In 2008 I married my Mr. and we were ready to build this life and family we had talked about for years. We weren’t trying to conceive, but we weren’t preventing it either. Months after our wedding, we found out I was pregnant in the worst way, excruciating pain, vomiting, and a trip to the ER. It was then that we were faced with an ectopic pregnancy. After an emergency surgery, I lost a Fallopian tube and gained an angel baby. I can’t tell you what I felt because it was so unexpected. I was numb, I think. I just picked up the pieces and kept going. We had testing to find a cause but there was no reason it happened. In 2009, I was at work and felt a pain, unlike any other. but so familiar. I knew immediately what was happening. I had a colleague discreetly take me to the ER. Another ectopic, my remaining tube damaged, and another angel baby. Right after surgery, it was explained to me that after two back-to-back ectopic pregnancies, my next pregnancy had a greater than 50% chance of being another ectopic. I was faced with an option to remove my remaining tube. I did. That decision haunts me sometimes because I always think what if they would’ve waited until I was out of harm’s way to give me that news and option? What if I took my time to process my options? What if the third time would’ve been different? I can’t go back though, so onward and forward.

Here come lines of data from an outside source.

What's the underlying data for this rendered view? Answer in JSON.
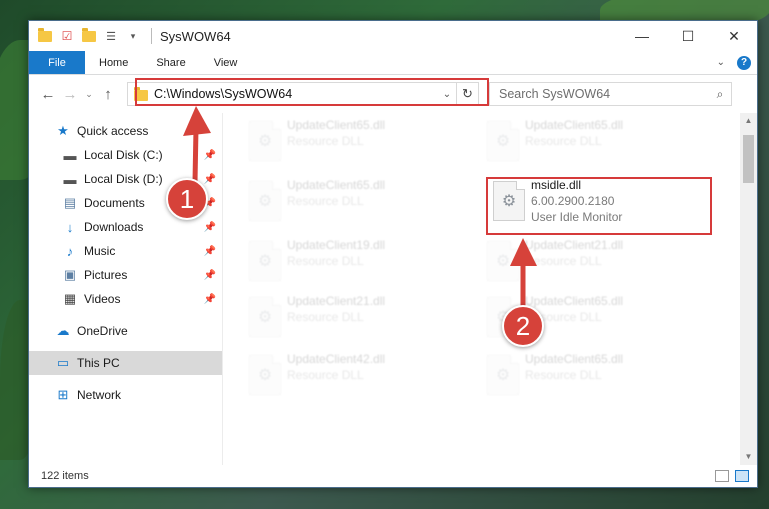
{
  "window": {
    "title": "SysWOW64",
    "controls": {
      "minimize": "—",
      "maximize": "☐",
      "close": "✕"
    }
  },
  "ribbon": {
    "tabs": [
      "File",
      "Home",
      "Share",
      "View"
    ],
    "help": "?"
  },
  "navigation": {
    "back": "←",
    "forward": "→",
    "recent": "⌄",
    "up": "↑",
    "address": "C:\\Windows\\SysWOW64",
    "search_placeholder": "Search SysWOW64"
  },
  "sidebar": {
    "items": [
      {
        "label": "Quick access",
        "icon": "star-icon",
        "glyph": "★"
      },
      {
        "label": "Local Disk (C:)",
        "icon": "drive-icon",
        "glyph": "▬",
        "pinned": true
      },
      {
        "label": "Local Disk (D:)",
        "icon": "drive-icon",
        "glyph": "▬",
        "pinned": true
      },
      {
        "label": "Documents",
        "icon": "documents-icon",
        "glyph": "▤",
        "pinned": true
      },
      {
        "label": "Downloads",
        "icon": "download-icon",
        "glyph": "↓",
        "pinned": true
      },
      {
        "label": "Music",
        "icon": "music-icon",
        "glyph": "♪",
        "pinned": true
      },
      {
        "label": "Pictures",
        "icon": "pictures-icon",
        "glyph": "▣",
        "pinned": true
      },
      {
        "label": "Videos",
        "icon": "videos-icon",
        "glyph": "▦",
        "pinned": true
      },
      {
        "label": "OneDrive",
        "icon": "cloud-icon",
        "glyph": "☁"
      },
      {
        "label": "This PC",
        "icon": "computer-icon",
        "glyph": "▭"
      },
      {
        "label": "Network",
        "icon": "network-icon",
        "glyph": "⊞"
      }
    ]
  },
  "files": [
    {
      "name": "UpdateClient65.dll",
      "line2": "Resource DLL"
    },
    {
      "name": "UpdateClient65.dll",
      "line2": "Resource DLL"
    },
    {
      "name": "UpdateClient65.dll",
      "line2": "Resource DLL"
    },
    {
      "name": "msidle.dll",
      "line2": "6.00.2900.2180",
      "line3": "User Idle Monitor"
    },
    {
      "name": "UpdateClient19.dll",
      "line2": "Resource DLL"
    },
    {
      "name": "UpdateClient21.dll",
      "line2": "Resource DLL"
    },
    {
      "name": "UpdateClient21.dll",
      "line2": "Resource DLL"
    },
    {
      "name": "UpdateClient65.dll",
      "line2": "Resource DLL"
    },
    {
      "name": "UpdateClient42.dll",
      "line2": "Resource DLL"
    },
    {
      "name": "UpdateClient65.dll",
      "line2": "Resource DLL"
    }
  ],
  "status": {
    "item_count": "122 items"
  },
  "markers": [
    "1",
    "2"
  ],
  "colors": {
    "accent": "#1979ca",
    "highlight": "#d63a3a",
    "marker": "#d6423a"
  }
}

We saw a fertility specialist as our only option was In vitro fertilization (IVF). He said we were perfect candidates and ready to go. I stopped the process right there. I was and still am terrified. Pregnancy is scary to me, then add the complicated and uncertain journey of IVF…I just couldn’t. So, we didn’t. I gave my husband permission and an out to leave me because I may never be able to give him a family, the one thing he cherishes and has always wanted. He said, “no.”

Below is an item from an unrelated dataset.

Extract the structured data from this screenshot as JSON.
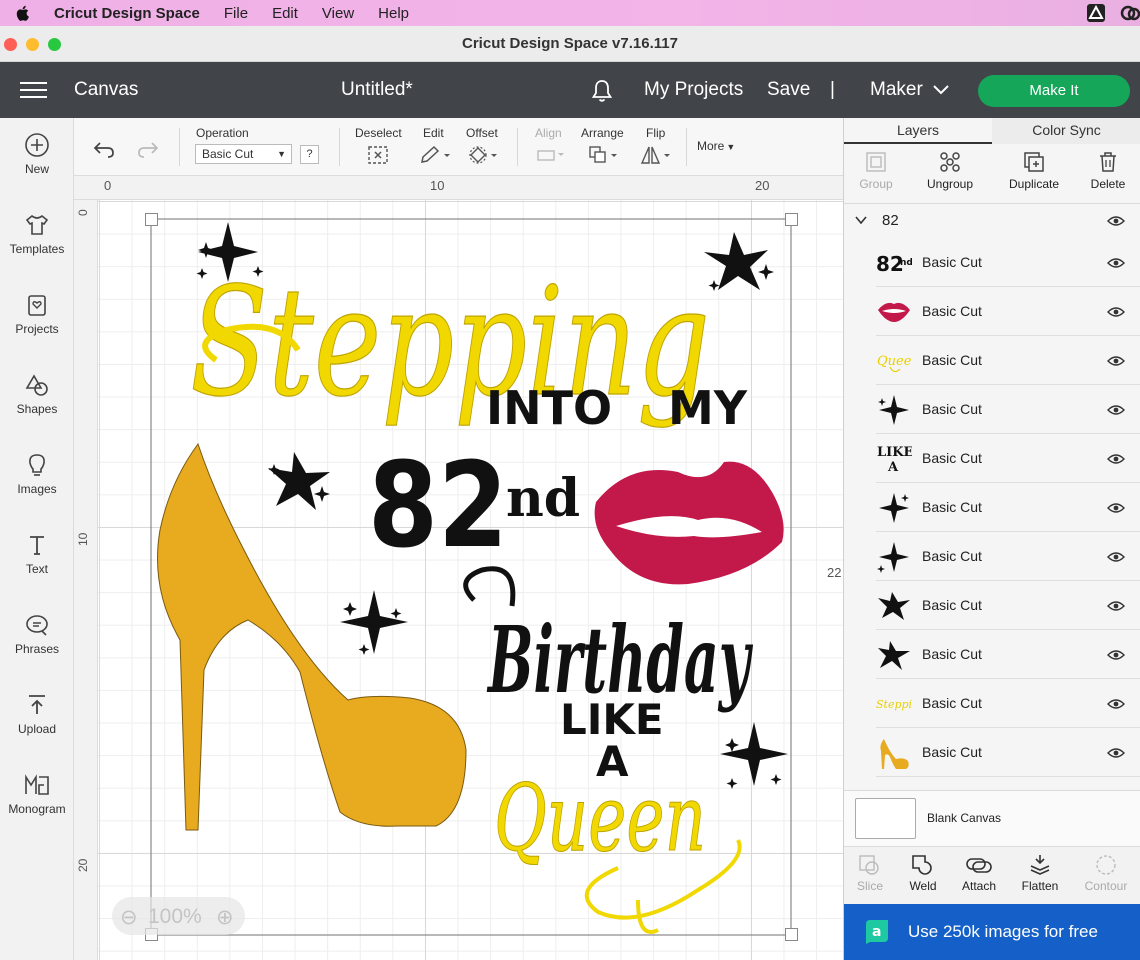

Since then, I have struggled with insecurity, depression, and anxiety.  It’s not easy, but I make it look good.  So, for the last ten years I have given life in other ways by pouring myself into mentoring and into at risk youth that became my babies. I give life to new ideas in my career and I speak life into the people around me.

Speaking to my sisters battling or those who have given up. You are NOT less of a woman. You are beautiful. You value is not determined by your uterus. You have a lot to give. Although you may not give life biologically, I encourage you to give life to dead situations, people, and even a child of someone else.

I’m sharing this because I know several women, particularly back women, who struggle silently. Infertility seems foreign in our communities. People can’t fathom a black woman being infertile. But we are. I am. And it’s painful. It’s frustrating. It’s maddening. What’s worse is being reminded of it constantly. I awkwardly avoid the comments and inquiries into my plans for kids. I joke it off and try not to internalize it because I know those asking, have no idea. Until now, only a handful knew. But I am strong. Stronger than many of the women on this journey, so what I brush off, visibly cuts them deeply. With that said, if you support and love women, please be mindful of your words. If you know someone’s struggle, don’t ask them for updates. They will share when and what they want. If you want to know someone’s plans for kids, start by asking if they want kids because every woman doesn’t want to be a mom. If she says no. DROP IT! Don’t constantly bring up kids every time you see a couple without any. It’s rude, inconsiderate, and could be hurtful. If you don’t know what to say, say nothing.